10.    Applicable Law. This Agreement shall be governed by and construed in accordance with the laws of the State of Minnesota, notwithstanding the fact that one or more counterparts hereof may be executed outside of the state, or one or more of the obligations of the parties hereunder are to be performed outside of the state.
11.    Remedies Cumulative. Each and all of the several rights and remedies provided for in this Agreement shall be construed as being cumulative and no one of them shall be deemed to be exclusive of the others or of any right or remedy allowed by law or equity, and pursuit of any one remedy shall not be deemed to be an election of such remedy, or a waiver of any other remedy.
12.    Binding Effect. This Agreement shall inure to the benefit of and be binding upon all of the parties hereto and their respective executors, administrators, successors and permitted assigns. The Company may assign all or part of its rights hereunder to any of its subsidiary or its parent company, in which case the Services shall be rendered to such assignee. Consultant may not assign any of his rights hereunder.
13.    Injunctive Relief; Specific Performance. Consultant hereby expressly agrees and acknowledges that a breach by Consultant of any of Consultant’s obligations under Section 5 hereof would result in severe and irreparable injury to the Company or its subsidiaries, which injury could not be adequately compensated by an award of money damages, and Consultant therefore agrees and acknowledges that the Company shall be entitled to injunctive relief in the event of any such breach of this Agreement, or to enjoin or prevent such a breach. Consultant further expressly waives any requirement or obligation of the Company to post any bond or provide any other security in connection with obtaining such injunctive relief.

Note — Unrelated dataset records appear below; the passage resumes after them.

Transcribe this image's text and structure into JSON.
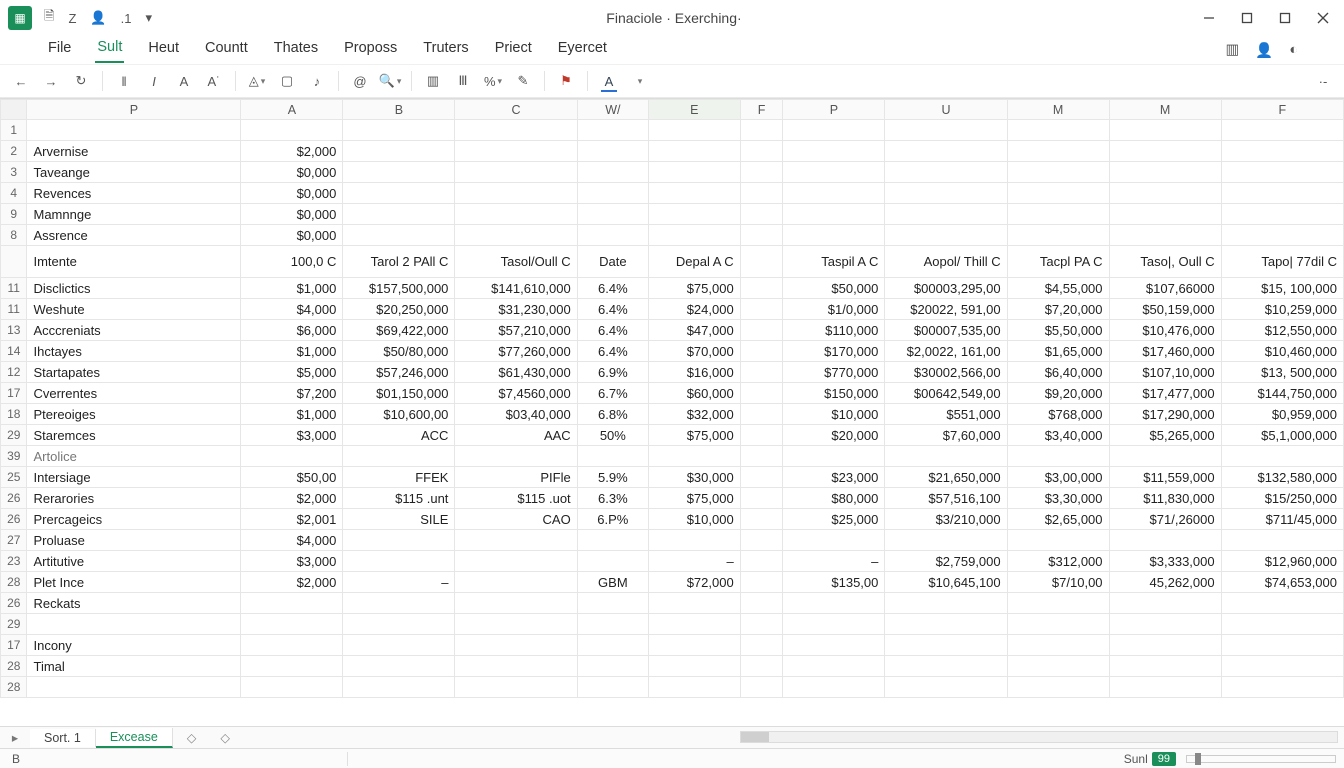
{
  "app": {
    "title": "Finaciole · Exerching·"
  },
  "qat": {
    "i1": "🗎",
    "i2": "Z",
    "i3": "👤",
    "i4": ".1",
    "i5": "▾"
  },
  "menu": {
    "items": [
      "File",
      "Sult",
      "Heut",
      "Countt",
      "Thates",
      "Proposs",
      "Truters",
      "Priect",
      "Eyercet"
    ],
    "activeIndex": 1
  },
  "cols": [
    "P",
    "A",
    "B",
    "C",
    "W/",
    "E",
    "F",
    "P",
    "U",
    "M",
    "M",
    "F"
  ],
  "selectedColIndex": 5,
  "rows": [
    {
      "n": "1",
      "label": "",
      "cells": [
        "",
        "",
        "",
        "",
        "",
        "",
        "",
        "",
        "",
        "",
        ""
      ]
    },
    {
      "n": "2",
      "label": "Arvernise",
      "cells": [
        "$2,000",
        "",
        "",
        "",
        "",
        "",
        "",
        "",
        "",
        "",
        ""
      ]
    },
    {
      "n": "3",
      "label": "Taveange",
      "cells": [
        "$0,000",
        "",
        "",
        "",
        "",
        "",
        "",
        "",
        "",
        "",
        ""
      ]
    },
    {
      "n": "4",
      "label": "Revences",
      "cells": [
        "$0,000",
        "",
        "",
        "",
        "",
        "",
        "",
        "",
        "",
        "",
        ""
      ]
    },
    {
      "n": "9",
      "label": "Mamnnge",
      "cells": [
        "$0,000",
        "",
        "",
        "",
        "",
        "",
        "",
        "",
        "",
        "",
        ""
      ]
    },
    {
      "n": "8",
      "label": "Assrence",
      "cells": [
        "$0,000",
        "",
        "",
        "",
        "",
        "",
        "",
        "",
        "",
        "",
        ""
      ]
    },
    {
      "n": "",
      "label": "Imtente",
      "header": true,
      "cells": [
        "100,0 C",
        "Tarol 2 PAll C",
        "Tasol/Oull C",
        "Date",
        "Depal A C",
        "",
        "Taspil A C",
        "Aopol/ Thill C",
        "Tacpl PA C",
        "Taso|, Oull C",
        "Tapo| 77dil C"
      ]
    },
    {
      "n": "11",
      "label": "Disclictics",
      "cells": [
        "$1,000",
        "$157,500,000",
        "$141,610,000",
        "6.4%",
        "$75,000",
        "",
        "$50,000",
        "$00003,295,00",
        "$4,55,000",
        "$107,66000",
        "$15, 100,000"
      ]
    },
    {
      "n": "11",
      "label": "Weshute",
      "cells": [
        "$4,000",
        "$20,250,000",
        "$31,230,000",
        "6.4%",
        "$24,000",
        "",
        "$1/0,000",
        "$20022, 591,00",
        "$7,20,000",
        "$50,159,000",
        "$10,259,000"
      ]
    },
    {
      "n": "13",
      "label": "Acccreniats",
      "cells": [
        "$6,000",
        "$69,422,000",
        "$57,210,000",
        "6.4%",
        "$47,000",
        "",
        "$110,000",
        "$00007,535,00",
        "$5,50,000",
        "$10,476,000",
        "$12,550,000"
      ]
    },
    {
      "n": "14",
      "label": "Ihctayes",
      "cells": [
        "$1,000",
        "$50/80,000",
        "$77,260,000",
        "6.4%",
        "$70,000",
        "",
        "$170,000",
        "$2,0022, 161,00",
        "$1,65,000",
        "$17,460,000",
        "$10,460,000"
      ]
    },
    {
      "n": "12",
      "label": "Startapates",
      "cells": [
        "$5,000",
        "$57,246,000",
        "$61,430,000",
        "6.9%",
        "$16,000",
        "",
        "$770,000",
        "$30002,566,00",
        "$6,40,000",
        "$107,10,000",
        "$13, 500,000"
      ]
    },
    {
      "n": "17",
      "label": "Cverrentes",
      "cells": [
        "$7,200",
        "$01,150,000",
        "$7,4560,000",
        "6.7%",
        "$60,000",
        "",
        "$150,000",
        "$00642,549,00",
        "$9,20,000",
        "$17,477,000",
        "$144,750,000"
      ]
    },
    {
      "n": "18",
      "label": "Ptereoiges",
      "cells": [
        "$1,000",
        "$10,600,00",
        "$03,40,000",
        "6.8%",
        "$32,000",
        "",
        "$10,000",
        "$551,000",
        "$768,000",
        "$17,290,000",
        "$0,959,000"
      ]
    },
    {
      "n": "29",
      "label": "Staremces",
      "cells": [
        "$3,000",
        "ACC",
        "AAC",
        "50%",
        "$75,000",
        "",
        "$20,000",
        "$7,60,000",
        "$3,40,000",
        "$5,265,000",
        "$5,1,000,000"
      ]
    },
    {
      "n": "39",
      "label": "Artolice",
      "section": true,
      "cells": [
        "",
        "",
        "",
        "",
        "",
        "",
        "",
        "",
        "",
        "",
        ""
      ]
    },
    {
      "n": "25",
      "label": "Intersiage",
      "cells": [
        "$50,00",
        "FFEK",
        "PIFle",
        "5.9%",
        "$30,000",
        "",
        "$23,000",
        "$21,650,000",
        "$3,00,000",
        "$11,559,000",
        "$132,580,000"
      ]
    },
    {
      "n": "26",
      "label": "Rerarories",
      "cells": [
        "$2,000",
        "$115 .unt",
        "$115 .uot",
        "6.3%",
        "$75,000",
        "",
        "$80,000",
        "$57,516,100",
        "$3,30,000",
        "$11,830,000",
        "$15/250,000"
      ]
    },
    {
      "n": "26",
      "label": "Prercageics",
      "cells": [
        "$2,001",
        "SILE",
        "CAO",
        "6.P%",
        "$10,000",
        "",
        "$25,000",
        "$3/210,000",
        "$2,65,000",
        "$71/,26000",
        "$711/45,000"
      ]
    },
    {
      "n": "27",
      "label": "Proluase",
      "cells": [
        "$4,000",
        "",
        "",
        "",
        "",
        "",
        "",
        "",
        "",
        "",
        ""
      ]
    },
    {
      "n": "23",
      "label": "Artitutive",
      "cells": [
        "$3,000",
        "",
        "",
        "",
        "–",
        "",
        "–",
        "$2,759,000",
        "$312,000",
        "$3,333,000",
        "$12,960,000"
      ]
    },
    {
      "n": "28",
      "label": "Plet Ince",
      "cells": [
        "$2,000",
        "–",
        "",
        "GBM",
        "$72,000",
        "",
        "$135,00",
        "$10,645,100",
        "$7/10,00",
        "45,262,000",
        "$74,653,000"
      ]
    },
    {
      "n": "26",
      "label": "Reckats",
      "cells": [
        "",
        "",
        "",
        "",
        "",
        "",
        "",
        "",
        "",
        "",
        ""
      ]
    },
    {
      "n": "29",
      "label": "",
      "cells": [
        "",
        "",
        "",
        "",
        "",
        "",
        "",
        "",
        "",
        "",
        ""
      ]
    },
    {
      "n": "17",
      "label": "Incony",
      "cells": [
        "",
        "",
        "",
        "",
        "",
        "",
        "",
        "",
        "",
        "",
        ""
      ]
    },
    {
      "n": "28",
      "label": "Timal",
      "cells": [
        "",
        "",
        "",
        "",
        "",
        "",
        "",
        "",
        "",
        "",
        ""
      ]
    },
    {
      "n": "28",
      "label": "",
      "cells": [
        "",
        "",
        "",
        "",
        "",
        "",
        "",
        "",
        "",
        "",
        ""
      ]
    }
  ],
  "tabs": {
    "items": [
      "Sort. 1",
      "Excease"
    ],
    "activeIndex": 1
  },
  "status": {
    "cell": "B",
    "label": "Sunl",
    "badge": "99"
  }
}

IN WITNESS WHEREOF, the parties have duly executed this Agreement as of the day and year first above written.
 
“Company”
PENTAIR LTD.

/s/ Angela D. Lageson____________
Angela D. Lageson
Senior Vice President, General Counsel and Secretary
 
“Consultant”

/s/ Charles A. Haggerty
Charles A. Haggerty





EXHIBIT “A”
SERVICES
1.    Description of Services.
(a)
Consultant will attend a quarterly conference call with the Company to discuss strategic and business issues, including but not limited to information technology, enterprise risk management, business operations or other matters.
(b)
Consultant will make himself reasonably available to provide such other consulting services relating to strategic and business matters as the Company reasonably requests.
(c)
Consultant generally may perform his duties by telephone, email or use of other technology, provided that, upon reasonable notice from Company, Consultant shall make himself available to travel as necessary to perform the services described above. If any such travel is required, the Company shall reimburse Consultant for all reasonable travel expenses incurred.



EXHIBIT “B”
FEES
1.
Quarterly compensation of $5,000, payable as soon as practicable after the end of each quarter during the Term, in arrears.
2.
Reimbursement of reasonable business expenses incurred and substantiated in accordance with the Company’s policies governing reimbursement of such expenses.